Le bouc émissaire est encore une fois le peuple libyen qui démontre qu’il est l’exemple de « l’idiotie » même pour avoir accepté d’être libéré de Kadhafi et offrir en contre partie ses richesses à ses « libérateurs ». Exactement le même scénario planifié par les anglais qui, pour chasser l’empire ottoman de la péninsule d’Arabie tissent, à partir de 1917, des liens d’amitiés avec les pays arabes, à travers leur agent double, Lawrence d’Arabie, ce qui facilite plus tard la conquête du Moyen-Orient par le Royaume-Uni et la France.

Entre mai 1940 et décembre 1944, la Tunisie est un protectorat français mais comme la France se trouve sous domination allemande, le territoire tunisien représente, durant une partie de cette période, une continuité de l’occupation du Reich en Afrique. La campagne de Tunisie de novembre 1942 à mai 1943 représente la phase décisive de la deuxième guerre mondiale où les forces de l’Axe perdent l’initiative et entame un combat en retraite jusqu’à l’embarquement vers l’Italie sous les feux de l’ennemi, les Alliés.
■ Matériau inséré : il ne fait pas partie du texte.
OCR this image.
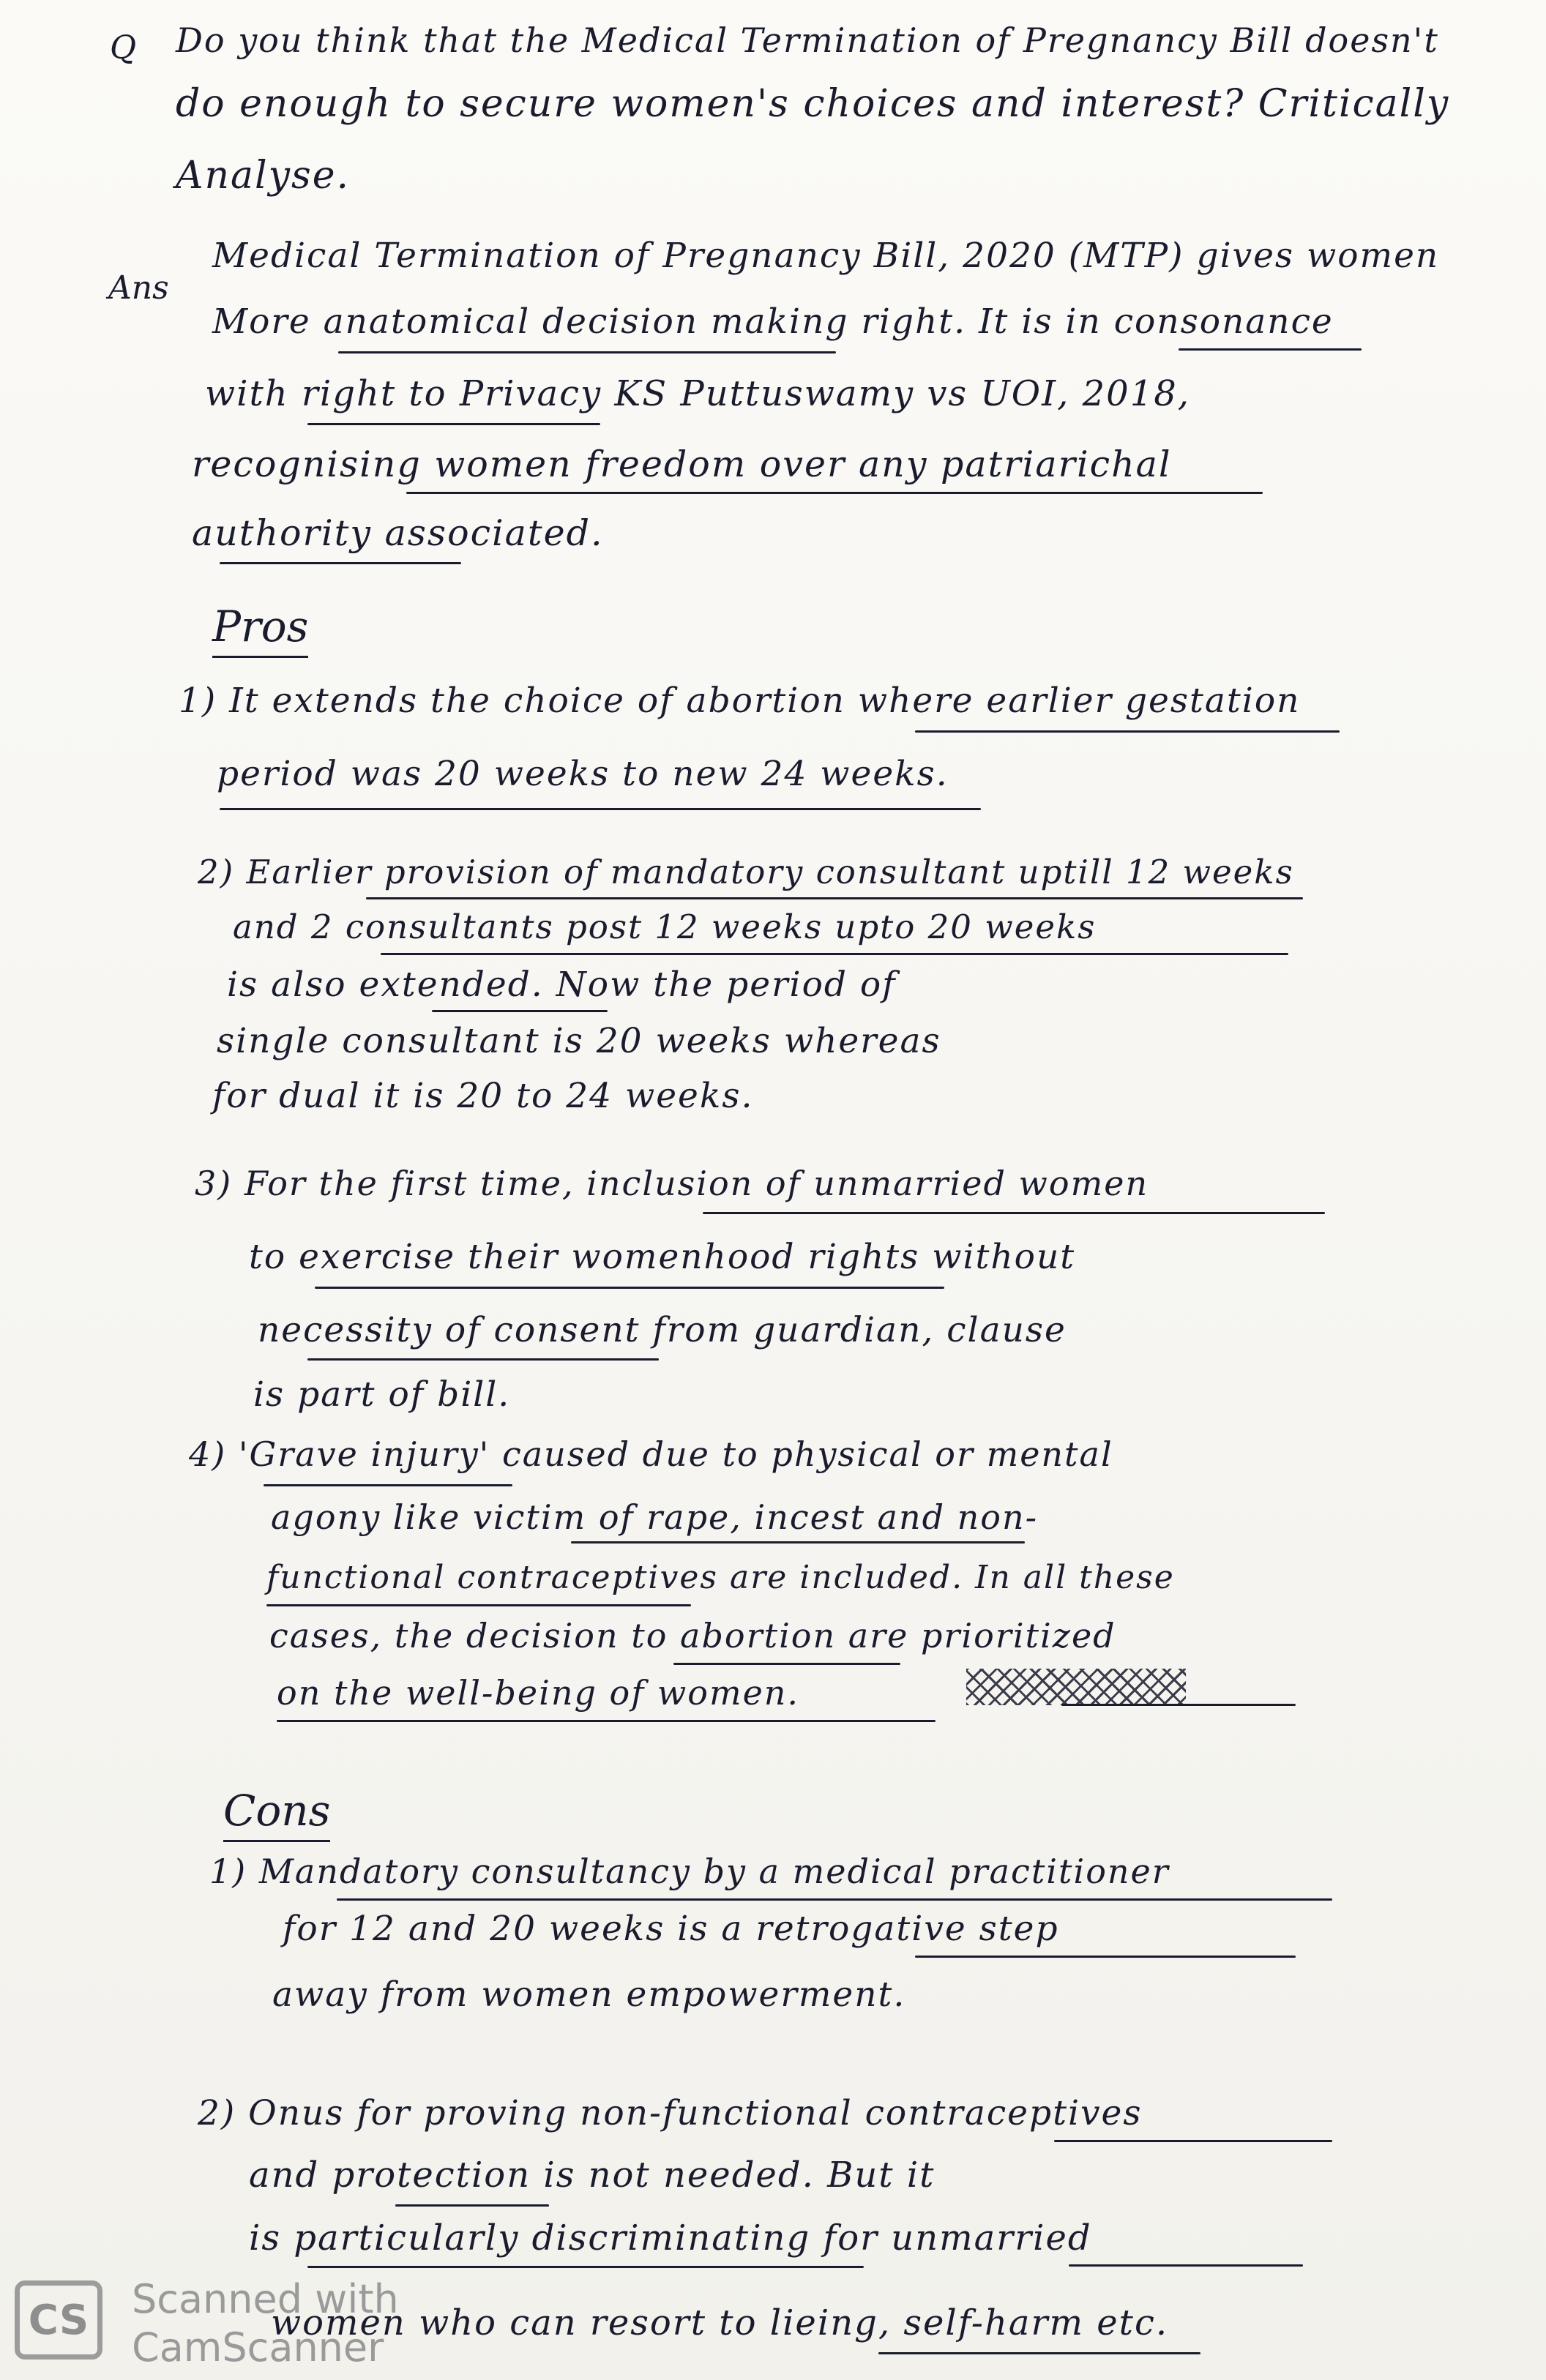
Q Do you think that the Medical Termination of Pregnancy Bill doesn't
do enough to secure women's choices and interest? Critically
Analyse.
Ans
Medical Termination of Pregnancy Bill, 2020 (MTP) gives women
More anatomical decision making right. It is in consonance
with right to Privacy KS Puttuswamy vs UOI, 2018,
recognising women freedom over any patriarichal
authority associated.
Pros
1) It extends the choice of abortion where earlier gestation
period was 20 weeks to new 24 weeks.
2) Earlier provision of mandatory consultant uptill 12 weeks
and 2 consultants post 12 weeks upto 20 weeks
is also extended. Now the period of
single consultant is 20 weeks whereas
for dual it is 20 to 24 weeks.
3) For the first time, inclusion of unmarried women
to exercise their womenhood rights without
necessity of consent from guardian, clause
is part of bill.
4) 'Grave injury' caused due to physical or mental
agony like victim of rape, incest and non-
functional contraceptives are included. In all these
cases, the decision to abortion are prioritized
on the well-being of women.
Cons
1) Mandatory consultancy by a medical practitioner
for 12 and 20 weeks is a retrogative step
away from women empowerment.
2) Onus for proving non-functional contraceptives
and protection is not needed. But it
is particularly discriminating for unmarried
women who can resort to lieing, self-harm etc.
CS	Scanned with
CamScanner
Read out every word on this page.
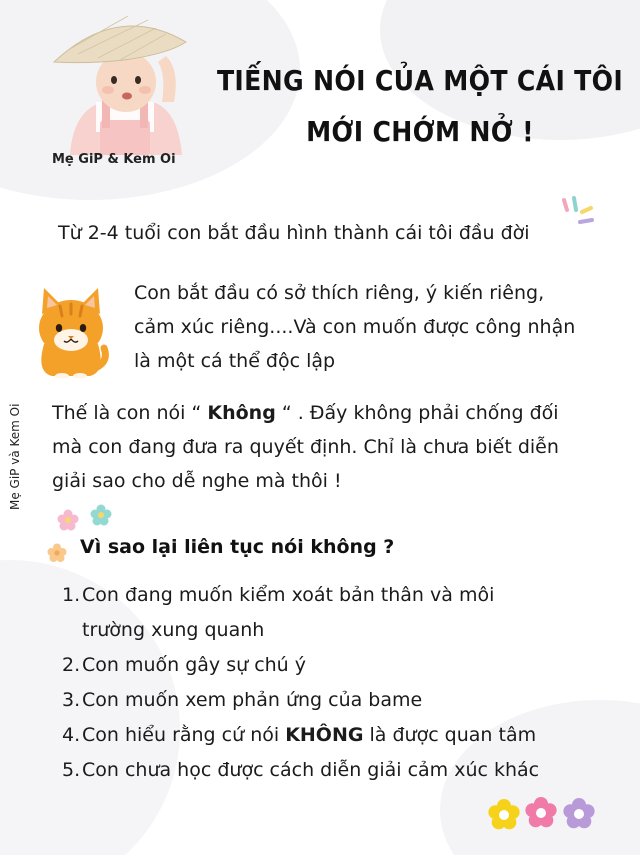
TIẾNG NÓI CỦA MỘT CÁI TÔI
MỚI CHỚM NỞ !
Mẹ GiP & Kem Oi
Từ 2-4 tuổi con bắt đầu hình thành cái tôi đầu đời
Con bắt đầu có sở thích riêng, ý kiến riêng,
cảm xúc riêng....Và con muốn được công nhận
là một cá thể độc lập
Mẹ GiP và Kem Oi Thế là con nói “ Không “ . Đấy không phải chống đối
mà con đang đưa ra quyết định. Chỉ là chưa biết diễn
giải sao cho dễ nghe mà thôi !
Vì sao lại liên tục nói không ?
1.Con đang muốn kiểm xoát bản thân và môi
trường xung quanh
2.Con muốn gây sự chú ý
3.Con muốn xem phản ứng của bame
4.Con hiểu rằng cứ nói KHÔNG là được quan tâm
5.Con chưa học được cách diễn giải cảm xúc khác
Ce qui est à retenir, la Tunisie se transforme durant cette période en un théâtre de guerre impressionnant où se sont opposées les forces de l’Axe, composées d’armées allemandes et italiennes, aux forces alliées principalement américaines et anglaises. Toutefois le gouvernement tunisien de l’époque, quoique dépourvu d’initiatives, gère sagement, avec une neutralité incroyable, le conflit mondial sur son territoire. Quand la France, la Métropole, fût libérée, elle commence à demander des comptes aux collaborateurs français, sous le régime de Vichy, plus de 300 000 dossiers de jugements traduits devant des tribunaux d’exception. En Tunisie rares ou peu nombreux sont ceux qui ont été jugés pour ces motifs. Le but du gouvernement tunisien est de garder, à la Tunisie, ses chances intactes, pour ne pas retarder son indépendance, c’est la leçon visée par ces exemples de l’histoire pour que nos actuels et futurs gouvernements, garderaient la neutralité dans les conflits armés internationaux, s’assagissent devant l’intérêt de la nation et ne prennent de décisions qu’après concertations et adoption par un parlement ou institution équivalente.

La priorité est au peuple

La société civile et le peuple doivent continuer leur combat en coordination avec les partis politiques, d’ailleurs leurs apports se complètent et l’un ne peut remplacer l’autre.

Ce n’est pas la diplomatie qui forge le politicien, c’est l’exercice du pouvoir et la direction des affaires politiques et publiques internes qui le façonnent.

La diplomatie n’est qu’une branche parmi d’autres de la politique d’un Etat, tout est jugé à travers la situation réelle interne dans chaque pays.

Si pour une raison quelconque, les membres d’un gouvernement tunisien présent ou futur se trouveraient dans l’embarras, de ne pouvoir honorer un engagement individuel, envers des puissances étrangères, ils pourraient toujours se justifier par le recours au référendum et/ou aux représentants du peuple pour valider ou non, un accord international.

Dans tout les cas en Tunisie il y a une certitude ; c’est le peuple qui mène, il peut tolérer des erreurs bénignes commises dans l’euphorie de la révolution, mais pour réagir il n’attendrait pas cinquante ans./.